The story of the inflation and subsequent popping of the housing bubble is correctly seen as a failure of regulation, particularly by the Federal Reserve, which at the time held oversight for consumer protection. They ignored the violations of mortgage origination standards that essentially led to handing out loans to anyone with a pulse. And the rating agencies blessed these bad loans with a triple-A rating. But lax regulation also plays a role in the foreclosure fraud crisis. Regulators have stayed almost completely off the playing field in looking at the operations of the banks they are supposed to monitor.

As foreclosures began to mount across the country three years ago, a group of state bank regulators suspected that some borrowers might be losing their homes unnecessarily.
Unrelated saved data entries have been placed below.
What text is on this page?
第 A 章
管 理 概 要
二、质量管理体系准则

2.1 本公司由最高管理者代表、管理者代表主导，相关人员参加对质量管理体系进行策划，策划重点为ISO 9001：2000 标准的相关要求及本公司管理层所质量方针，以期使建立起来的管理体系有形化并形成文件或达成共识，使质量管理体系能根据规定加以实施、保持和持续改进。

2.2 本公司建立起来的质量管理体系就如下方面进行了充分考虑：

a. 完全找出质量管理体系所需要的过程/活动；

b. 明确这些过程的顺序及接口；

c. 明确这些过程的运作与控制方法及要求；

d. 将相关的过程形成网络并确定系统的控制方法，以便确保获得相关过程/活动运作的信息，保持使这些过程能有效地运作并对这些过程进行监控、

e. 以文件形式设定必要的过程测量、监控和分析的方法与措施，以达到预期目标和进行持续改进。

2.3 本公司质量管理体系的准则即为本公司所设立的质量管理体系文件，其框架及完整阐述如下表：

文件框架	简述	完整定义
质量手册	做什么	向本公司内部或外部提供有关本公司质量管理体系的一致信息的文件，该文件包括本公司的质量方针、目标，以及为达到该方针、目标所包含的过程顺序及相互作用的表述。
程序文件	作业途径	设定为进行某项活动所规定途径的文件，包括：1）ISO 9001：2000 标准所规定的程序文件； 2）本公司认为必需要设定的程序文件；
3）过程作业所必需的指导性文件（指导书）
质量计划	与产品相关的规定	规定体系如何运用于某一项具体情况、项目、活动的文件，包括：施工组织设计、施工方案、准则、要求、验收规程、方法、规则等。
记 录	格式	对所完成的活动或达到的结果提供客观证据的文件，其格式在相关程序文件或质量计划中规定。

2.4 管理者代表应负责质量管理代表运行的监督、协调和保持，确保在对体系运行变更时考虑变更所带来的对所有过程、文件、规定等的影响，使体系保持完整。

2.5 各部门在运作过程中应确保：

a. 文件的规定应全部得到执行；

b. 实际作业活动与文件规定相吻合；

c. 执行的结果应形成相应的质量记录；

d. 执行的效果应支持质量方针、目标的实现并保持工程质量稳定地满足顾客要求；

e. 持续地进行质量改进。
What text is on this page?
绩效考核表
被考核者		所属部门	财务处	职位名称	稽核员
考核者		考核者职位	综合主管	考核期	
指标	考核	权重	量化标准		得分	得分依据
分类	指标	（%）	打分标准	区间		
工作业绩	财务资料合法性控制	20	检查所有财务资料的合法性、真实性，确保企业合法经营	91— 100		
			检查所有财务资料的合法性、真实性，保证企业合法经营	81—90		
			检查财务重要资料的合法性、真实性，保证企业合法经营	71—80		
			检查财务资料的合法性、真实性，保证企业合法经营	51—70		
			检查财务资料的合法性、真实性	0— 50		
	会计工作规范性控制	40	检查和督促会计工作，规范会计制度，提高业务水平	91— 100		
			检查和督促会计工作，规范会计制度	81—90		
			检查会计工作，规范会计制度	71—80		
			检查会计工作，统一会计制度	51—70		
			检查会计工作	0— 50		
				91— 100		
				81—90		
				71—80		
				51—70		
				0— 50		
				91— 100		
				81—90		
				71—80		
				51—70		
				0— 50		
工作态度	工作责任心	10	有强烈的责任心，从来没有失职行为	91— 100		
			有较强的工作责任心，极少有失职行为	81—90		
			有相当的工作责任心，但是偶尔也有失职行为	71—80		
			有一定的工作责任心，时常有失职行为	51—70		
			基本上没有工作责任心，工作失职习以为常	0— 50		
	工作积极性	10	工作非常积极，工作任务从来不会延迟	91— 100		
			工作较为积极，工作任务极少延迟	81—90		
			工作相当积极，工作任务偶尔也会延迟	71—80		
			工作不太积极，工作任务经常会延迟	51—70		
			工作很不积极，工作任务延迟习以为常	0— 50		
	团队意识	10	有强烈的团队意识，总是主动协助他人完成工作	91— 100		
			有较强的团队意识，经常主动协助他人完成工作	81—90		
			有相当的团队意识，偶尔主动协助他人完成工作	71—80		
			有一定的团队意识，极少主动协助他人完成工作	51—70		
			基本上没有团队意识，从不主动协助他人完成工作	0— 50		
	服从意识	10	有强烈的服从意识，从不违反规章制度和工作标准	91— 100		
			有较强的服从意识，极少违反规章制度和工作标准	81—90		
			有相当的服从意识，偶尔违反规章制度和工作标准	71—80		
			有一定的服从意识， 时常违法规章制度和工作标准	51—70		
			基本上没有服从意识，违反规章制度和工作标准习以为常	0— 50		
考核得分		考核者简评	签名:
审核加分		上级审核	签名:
So the state officials asked the biggest national banks for details about their foreclosure operations.

When two banks – J.P. Morgan Chase and Wells Fargo – declined to cooperate, the state officials asked the banks’ federal regulator for help, according to a letter they sent. But the Office of the Comptroller of the Currency, which oversees national banks, denied the states’ request, saying the firms should answer only to inquiries from federal officials. In a response to state officials, John Dugan, comptroller at the time, wrote that his agency was already planning to collect foreclosure information and that any additional monitoring risked “confusing matters.”

But even as it closed the door on state oversight, the OCC chose itself not to scrutinize the foreclosure operations of the largest national banks, forgoing any examination of their procedures and paperwork. Instead, the agency relied on the banks’ in-house assessments. These provided no hint of the problems to come until they had tripped the nation’s housing market, agency officials later acknowledged.

OCC has yet to do any reviews of the activities of the banks they regulate, seeking instead “internal reviews” by those banks. The regulatory agency just started sending officials in to interview bank employees two weeks ago.

The evidence that banks gouged their own customers in multiple ways was obvious then and remains obvious now. Servicers have ignored their statutory duty, in many cases, to engage in loan modifications prior to foreclosure, and often their modification process would lead to foreclosures even if the borrower seeking the mod was current on the loan previously. The servicers clearly tacked on extra fees, violating the terms of the mortgage agreement. They abused the HAMP program and sometimes didn’t live up to their promise of modifying the loans, foreclosing on the borrowers anyway, even if they made all the payments. And they clearly ran afoul of private property laws and the laws of due process by illegally submitting false documents to courts to speed up foreclosures. Much of this was known by 2007, when law professor Katherine Porter at the University of Iowa wrote a study on the subject, and even earlier. But OCC did nothing.

This alibi is actually in the article.

While acknowledging they did not police foreclosure practices, OCC officials defended their oversight of banks’ mortgage operations. They cite multiple cases brought against loan servicers in recent years. In an instance where the agency caught a manager allowing legal documents to be improperly signed, the OCC fined her $5,000 and told her not to do it again.

Emphasis, and disbelief, mine.

The state regulators have gotten bolder in going after the banks on this front. Today in Ohio, lame-duck Attorney General Richard Cordray will get a preliminary ruling in his lawsuit against GMAC Mortgage for defrauding courts with phony documents. GMAC wants to simply replace the bad documents with new ones and keep the foreclosure cases rolling. Cordray is asking a common please court judge, Nancy Russo, to disallow that.

The precedent set by the case might hasten a settlement between home lenders and the attorneys general of the 50 U.S. states, who are investigating allegations of fraud in foreclosure filings. Those being probed include San-Francisco- based Wells Fargo, which has said it will re-file foreclosure affidavits involving statements that “did not strictly adhere to the required procedures.”

In potentially thousands of cases across the U.S., judges have the power to impose “sanctions, penalties, fines and even default,” as the banks try to submit substitute paperwork to proceed with flawed foreclosures, Cordray said.

“The banks want to wish this away and pretend like it doesn’t exist,” he said.

The judge sounds like she understands the problem, particularly with the underlying title. “If courts around the country do not handle this on an individual case basis and there are later problems with the title, the courts will have participated with the clouding of the title,” said Judge Russo. “The potential for harm is so immense at so many levels.”

With delinquencies rising in the last quarter, this problem, and the potential for harm, is only increasing. Regulators at the state and federal levels have an obligation to act.